On the one day the world sets aside for women, I do not feel like celebrating. How can I when it is women and girls who continue to suffer disproportionately in crisis and conflict?
Bombs smash into the homes and families of Ghouta, leaving women to pick up the pieces. The livestock of Somali nomads die in drought, and the women in must walk even further for water a drop of water, thanks to climate change caused by people far away from them. A man accused of sexual assault by 20 women sits in the White House.
How can I say with a straight face “happy women’s day”?
Women still face this humiliation, discrimination and violence, yet are denied entry into the forums that could change their circumstances. Across the world, under a quarter of parliamentarians are women. Of the 15 ambassadors sitting on the UN Security Council, just two are women.
How are we meant to end the institutional challenges we face when we are denied entry to the halls of power?

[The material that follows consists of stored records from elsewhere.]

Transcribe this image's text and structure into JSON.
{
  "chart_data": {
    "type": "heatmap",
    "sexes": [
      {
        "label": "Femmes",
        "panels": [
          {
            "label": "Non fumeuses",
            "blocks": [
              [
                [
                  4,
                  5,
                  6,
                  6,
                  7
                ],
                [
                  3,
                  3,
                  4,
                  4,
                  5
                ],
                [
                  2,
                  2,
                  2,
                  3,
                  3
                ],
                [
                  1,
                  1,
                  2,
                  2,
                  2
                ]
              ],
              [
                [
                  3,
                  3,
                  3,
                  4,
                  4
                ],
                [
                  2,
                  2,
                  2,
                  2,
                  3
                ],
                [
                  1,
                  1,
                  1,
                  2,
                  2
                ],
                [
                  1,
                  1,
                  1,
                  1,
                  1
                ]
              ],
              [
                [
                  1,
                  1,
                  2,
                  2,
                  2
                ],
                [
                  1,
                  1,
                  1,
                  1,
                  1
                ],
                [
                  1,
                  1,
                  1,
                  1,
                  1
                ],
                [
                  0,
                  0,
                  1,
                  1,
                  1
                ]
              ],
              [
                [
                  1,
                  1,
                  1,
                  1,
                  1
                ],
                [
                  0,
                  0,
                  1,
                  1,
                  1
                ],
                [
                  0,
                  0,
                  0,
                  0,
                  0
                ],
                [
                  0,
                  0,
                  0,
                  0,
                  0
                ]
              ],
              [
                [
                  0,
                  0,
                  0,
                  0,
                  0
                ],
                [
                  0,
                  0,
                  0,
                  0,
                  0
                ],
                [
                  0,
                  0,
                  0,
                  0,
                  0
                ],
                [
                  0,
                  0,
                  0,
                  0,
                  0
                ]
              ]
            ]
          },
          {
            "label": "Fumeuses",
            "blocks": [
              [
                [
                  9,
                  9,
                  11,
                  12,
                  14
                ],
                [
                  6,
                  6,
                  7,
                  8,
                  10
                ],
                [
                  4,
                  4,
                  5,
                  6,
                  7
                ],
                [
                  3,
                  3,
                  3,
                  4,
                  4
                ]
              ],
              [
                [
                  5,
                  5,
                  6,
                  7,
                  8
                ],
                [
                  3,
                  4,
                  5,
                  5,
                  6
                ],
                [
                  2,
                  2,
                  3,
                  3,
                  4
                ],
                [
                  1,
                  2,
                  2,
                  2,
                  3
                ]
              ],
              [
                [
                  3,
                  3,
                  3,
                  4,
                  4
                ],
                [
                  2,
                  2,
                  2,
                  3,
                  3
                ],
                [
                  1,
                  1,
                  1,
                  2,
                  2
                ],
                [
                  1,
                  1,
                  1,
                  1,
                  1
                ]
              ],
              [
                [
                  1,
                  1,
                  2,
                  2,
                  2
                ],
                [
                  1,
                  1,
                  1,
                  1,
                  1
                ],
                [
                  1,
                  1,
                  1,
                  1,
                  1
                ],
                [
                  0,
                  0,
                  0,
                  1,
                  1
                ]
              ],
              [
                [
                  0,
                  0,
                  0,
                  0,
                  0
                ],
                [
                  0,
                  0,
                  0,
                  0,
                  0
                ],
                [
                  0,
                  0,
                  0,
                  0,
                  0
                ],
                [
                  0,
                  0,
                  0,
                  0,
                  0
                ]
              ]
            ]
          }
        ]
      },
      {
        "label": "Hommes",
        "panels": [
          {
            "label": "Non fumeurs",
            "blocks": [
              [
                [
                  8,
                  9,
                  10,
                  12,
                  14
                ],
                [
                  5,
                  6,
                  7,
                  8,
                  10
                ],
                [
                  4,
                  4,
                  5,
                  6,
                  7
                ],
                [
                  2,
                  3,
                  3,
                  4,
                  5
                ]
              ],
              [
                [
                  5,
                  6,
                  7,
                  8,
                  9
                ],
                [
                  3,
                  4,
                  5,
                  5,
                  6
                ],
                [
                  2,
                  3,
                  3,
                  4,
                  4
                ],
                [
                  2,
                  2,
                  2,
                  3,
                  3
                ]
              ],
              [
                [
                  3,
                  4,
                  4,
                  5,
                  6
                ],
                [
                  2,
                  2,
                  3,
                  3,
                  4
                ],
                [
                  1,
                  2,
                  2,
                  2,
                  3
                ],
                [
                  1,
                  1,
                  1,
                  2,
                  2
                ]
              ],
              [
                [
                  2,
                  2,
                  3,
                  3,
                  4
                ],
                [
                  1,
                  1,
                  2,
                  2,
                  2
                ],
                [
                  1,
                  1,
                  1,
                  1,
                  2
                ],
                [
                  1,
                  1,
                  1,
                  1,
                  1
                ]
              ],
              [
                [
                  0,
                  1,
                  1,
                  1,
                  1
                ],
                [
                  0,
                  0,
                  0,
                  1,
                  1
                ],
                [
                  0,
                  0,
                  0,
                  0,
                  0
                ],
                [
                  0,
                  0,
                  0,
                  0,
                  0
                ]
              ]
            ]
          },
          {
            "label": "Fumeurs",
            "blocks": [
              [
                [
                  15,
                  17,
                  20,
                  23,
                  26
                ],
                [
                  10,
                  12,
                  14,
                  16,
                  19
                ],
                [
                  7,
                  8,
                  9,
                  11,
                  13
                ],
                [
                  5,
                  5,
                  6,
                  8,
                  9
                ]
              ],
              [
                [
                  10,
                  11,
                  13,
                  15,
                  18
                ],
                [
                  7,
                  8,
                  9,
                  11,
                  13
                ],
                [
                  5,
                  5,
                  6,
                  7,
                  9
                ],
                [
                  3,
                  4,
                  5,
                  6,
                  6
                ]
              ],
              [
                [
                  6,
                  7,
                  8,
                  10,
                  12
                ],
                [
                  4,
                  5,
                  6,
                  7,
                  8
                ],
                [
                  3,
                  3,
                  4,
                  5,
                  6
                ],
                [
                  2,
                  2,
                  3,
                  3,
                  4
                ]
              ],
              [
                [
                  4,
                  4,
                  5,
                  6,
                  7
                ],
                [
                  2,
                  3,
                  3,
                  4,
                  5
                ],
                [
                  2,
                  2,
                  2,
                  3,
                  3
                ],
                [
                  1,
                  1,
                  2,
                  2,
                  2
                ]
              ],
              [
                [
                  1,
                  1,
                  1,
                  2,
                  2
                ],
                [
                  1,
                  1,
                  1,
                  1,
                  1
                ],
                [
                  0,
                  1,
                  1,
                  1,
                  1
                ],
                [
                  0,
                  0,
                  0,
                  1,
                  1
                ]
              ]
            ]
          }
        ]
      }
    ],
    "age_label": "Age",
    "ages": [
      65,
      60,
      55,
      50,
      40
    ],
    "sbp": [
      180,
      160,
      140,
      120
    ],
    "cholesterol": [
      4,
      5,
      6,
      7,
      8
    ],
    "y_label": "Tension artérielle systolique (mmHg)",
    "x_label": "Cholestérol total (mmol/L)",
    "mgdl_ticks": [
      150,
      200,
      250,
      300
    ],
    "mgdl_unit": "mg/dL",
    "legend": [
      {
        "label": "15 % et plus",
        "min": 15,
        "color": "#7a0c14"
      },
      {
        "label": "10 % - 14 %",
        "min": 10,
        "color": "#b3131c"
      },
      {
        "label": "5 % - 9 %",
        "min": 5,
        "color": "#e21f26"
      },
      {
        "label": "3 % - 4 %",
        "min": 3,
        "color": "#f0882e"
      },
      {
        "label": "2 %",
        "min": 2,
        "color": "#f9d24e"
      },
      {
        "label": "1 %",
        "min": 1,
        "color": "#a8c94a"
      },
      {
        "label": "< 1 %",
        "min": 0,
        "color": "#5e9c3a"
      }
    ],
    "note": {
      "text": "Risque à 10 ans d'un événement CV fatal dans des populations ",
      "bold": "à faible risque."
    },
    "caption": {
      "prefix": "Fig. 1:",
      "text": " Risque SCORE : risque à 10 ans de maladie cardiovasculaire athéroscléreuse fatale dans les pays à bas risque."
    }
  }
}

Women leading movements should be leading governments
Perhaps I am not surprised that women continue to be excluded from these forums. The past year has shown the kind of transformative change that women can achieve, even while they are still drastically underrepresented politically. In a matter of months, the #MeToo movement spurred a backlash against sexual harassment that saw leading politicians resign in disgrace, and celebrated faces of film and television turned overnight into pariahs.
#MeToo was like a revolution, its arrival seemed to surprise many, but in hindsight it was inevitable. Of course it was unsustainable that half of the population did not have the platform to challenge the foul comments, unwanted advances, groping, exposure, and worse they faced on a daily basis. Of course. And yet we had to wait until 2017 to be able to call out our tormentors.
Like a revolution, the change brought by #MeToo did not simply happen. It took the courage, the tenacity, the dedication of women campaigners to force the issue. Across the world, we see similar women – as groups, as individuals, as movements – striving to force change that seems impossible, until women make it inevitable.
#MeToo shows how systems of oppression can be challenged through women’s activism. This seems especially significant when you consider how women are excluded from or marginalized in international mechanisms for peace.
In his recent valedictory speech, the UN human rights chief Zeid Ra’ad Al Hussein spoke with passion about the state of global peace. Surveying the violence and human rights abuses of the world, he suggested we might be mad. With the clarity afforded only to outgoing officials, he spoke of the failings of the Security Council, and the need for reform. Zeid is right. The veto power of the five permanent members is putting politics over peace, it ignores and excuses the violence led or condoned by the global powers.
It is not a coincidence that a forum like the Security Council that so successfully excludes women and women’s civil society should be so broken, so incapable of bringing peace to Syria, to Yemen, to the world.
#MeToo, a time to say “enough”
Imagine if the women who said me too, or the women activists who forced an end to discriminatory laws in Lebanon, Jordan and Tunisia, were able to participate in diplomatic and peace processes. These are true leaders, people who have taken it upon themselves to challenge and end inequality and injustice. Like Ambassador Zeid, they saw the madness in which we lived, and they said “enough”. Their example – of changing inequities that seemed intractable – is one that governments and international institutions must learn from.
That women are still able to bring change despite all the barriers they face is something worth lauding. We might allow ourselves a moment to reflect, but the appropriate way to celebrate is to continue the fight, to support the activists, to join the movements. International Women’s Day is not yet a time to look back. While I can still hear the cries of women and children in Ghouta, Somalia, Yemen, and so many more struggles, there remains so much in front of us to change.